I’ve had a couple of pleasant surprises along the way of my migraine journey.
I guess the realization that a migraine life could spawn anything positive is an unexpected silver lining in and of itself, but that’s not the surprising moment that stands out the most for me.
Sometime in the late ‘80s, I went to my family doctor armed with a possible name for my longtime headache situation. In agreement with my friend and co-worker’s diagnosis of my illness, (See my previous article) my doctor told me to come in for an injection the next time an episode occurred.
When the day arose for my migraine illness to grab hold of my life once again, off to the doctor’s office I went. I really had no expectation of what was going to happen.
As I sat in anticipation and pain on the exam table, the nurse told me the medicine would burn going into my arm and she was right.

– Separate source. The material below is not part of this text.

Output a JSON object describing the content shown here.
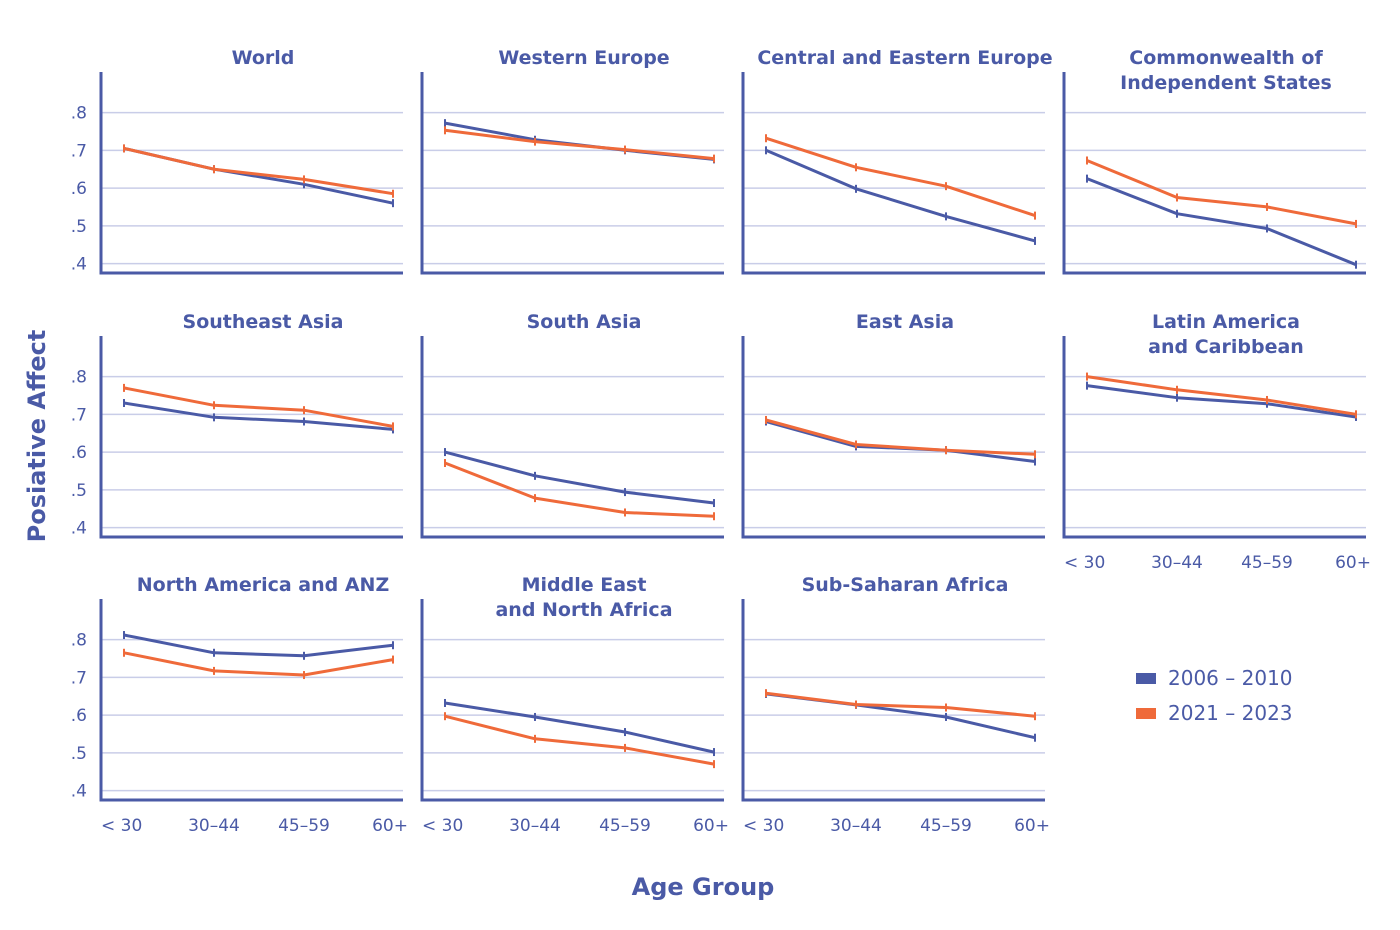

I was told to lie down in the exam room for observation of my body’s reaction to the shot. The nurse also told me the pain might spike a bit right before it subsides. Yep, right again.
Then it happened. At the 12-minute mark, it was all over. In the snap of a finger, I went from pain and nausea to blissful serenity. I had experienced what felt like an actual miracle. Feeling the bad and the good within seconds of each other brought a sincere expression of surprise to my face and the immediate understanding of the power of knowledge to my mind.
I donned my first layer of migraine warrior armor that day. A sense of hope I didn’t even know I had lost came to life inside of me at one of my doctor’s patient exam rooms on a random day in the late ‘80s.
Much has changed in the decades following that surprising day of discovery. Clothing, hairstyles, music, have evolved, along with me, my hopes, and my dreams. More layers of migraine knowledge have been added to my suit of armor as the unending fight continues with the incurable enemy inside my head.
On a random day sometime in early 2020, I was surprised to realize how much the battle with my migraine illness has shaped the person I see in the mirror. I see the reflection of good and bad moments, and challenges won and lost over the years.
I wasn’t born deliberate and disciplined, but I was born with the migraine illness passed on by the genetics of my grandmother. Managing my migraines required discipline and routine even in my early years before my illness bore its official name.
My migraine illness played a part in bringing my true nature to the surface. To be a straight A student, the captain of a pompom squad, and an officer in numerous organizations requires the strength of deliberate intention. To be successful in managing an accounting department and responsible with being a caregiver for loved ones requires discipline.
In the middle of living life in a pandemic, reflections on the pain of my life’s struggles are turned into a blissful peacefulness in the snap of a finger. The realization I might not be who I am today if it hadn’t been for my migraine illness, is the biggest surprise of all. The survivor I see in the mirror is exactly who I should be whether I got here in spite of my migraines or because of them.